Il grande gioco

Giugno 1842. Sulla piazza centrale di Buchara il boia decapita il colonnello Charles Stoddart e il capitano Arthur Connoly. Erano uomini dei servizi segreti inglesi,  due pedine della partita che si svolgeva tra l’impero britannico e la Russia zarista per il controllo degli immensi e quasi sconosciuti territori del  Caucaso e dell’Asia centrale. La loro esecuzione per mano dell’emiro Nasrullah Khan, che avevano tentato di convincere ad allearsi con gli inglesi, è raccontata nel primo capitolo de “Il grande gioco”, uno straordinario libro scritto nel 1990 dallo storico e giornalista Peter Hopkirk, che in quelle zone ha a lungo viaggiato.

Pubblicato in Italia da Adelphi, la lettura delle sue seicento pagine scorre veloce come un romanzo di avventura fatto di audaci esplorazioni, schermaglie diplomatiche, sanguinose battaglie, eroismi e tradimenti. Vi si incontrano spie travestite che attraversano territori ostili per stendere le mappe necessarie al passaggio degli eserciti, nobili che sacrificano la vita per inseguire i sogni imperiali, speculatori, giornalisti prezzolati che soffiano sul fuoco dei nazionalismi, signorotti affascinati dalle ricchezze occidentali, e feroci banditi dediti al  saccheggio delle carovane di passaggio. Sullo sfondo, i conflitti religiosi e l’idea, comune a entrambe le potenze coloniali, di avere una missione civilizzatrice nei confronti di popoli barbari e arretrati, incapaci di autogovernarsi. Così, gli obiettivi contrastanti  non impediscono agli ufficiali russi e inglesi di scambiare brindisi nei rispettivi accampamenti in attesa delle mosse successive della partita. Che non è priva di rischi. Disciplina, armi moderne  e una totale indifferenza nei confronti della sorte dei locali sono strumenti potenti, ma non garantiscono l’incolumità, come scoprono interi reggimenti annientati dai guerriglieri.

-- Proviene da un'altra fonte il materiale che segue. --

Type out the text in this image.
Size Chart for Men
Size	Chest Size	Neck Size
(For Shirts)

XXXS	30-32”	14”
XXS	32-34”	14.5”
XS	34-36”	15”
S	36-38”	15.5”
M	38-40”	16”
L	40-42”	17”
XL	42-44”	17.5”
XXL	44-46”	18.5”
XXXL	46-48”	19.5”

“Il grande gioco” racconta episodi lontani nel tempo – la narrazione termina con la guerra russo-giapponese del 1904-1905 – ma è un libro fondamentale per capire perché il Caucaso e l’Asia Centrale siano diventati quello che sono oggi: una delle zone più instabili del pianeta. Gli attori sono diversi, e a rendere ancora più incandescente il quadro c’é il petrolio che allora nessuno cercava. Ma dagli errori commessi nel diciannovesimo secolo da inglesi e russi in Afghanistan, compreso il fallimentare tentativo di instaurare nel paese un governo fantoccio, non abbiamo imparato nulla.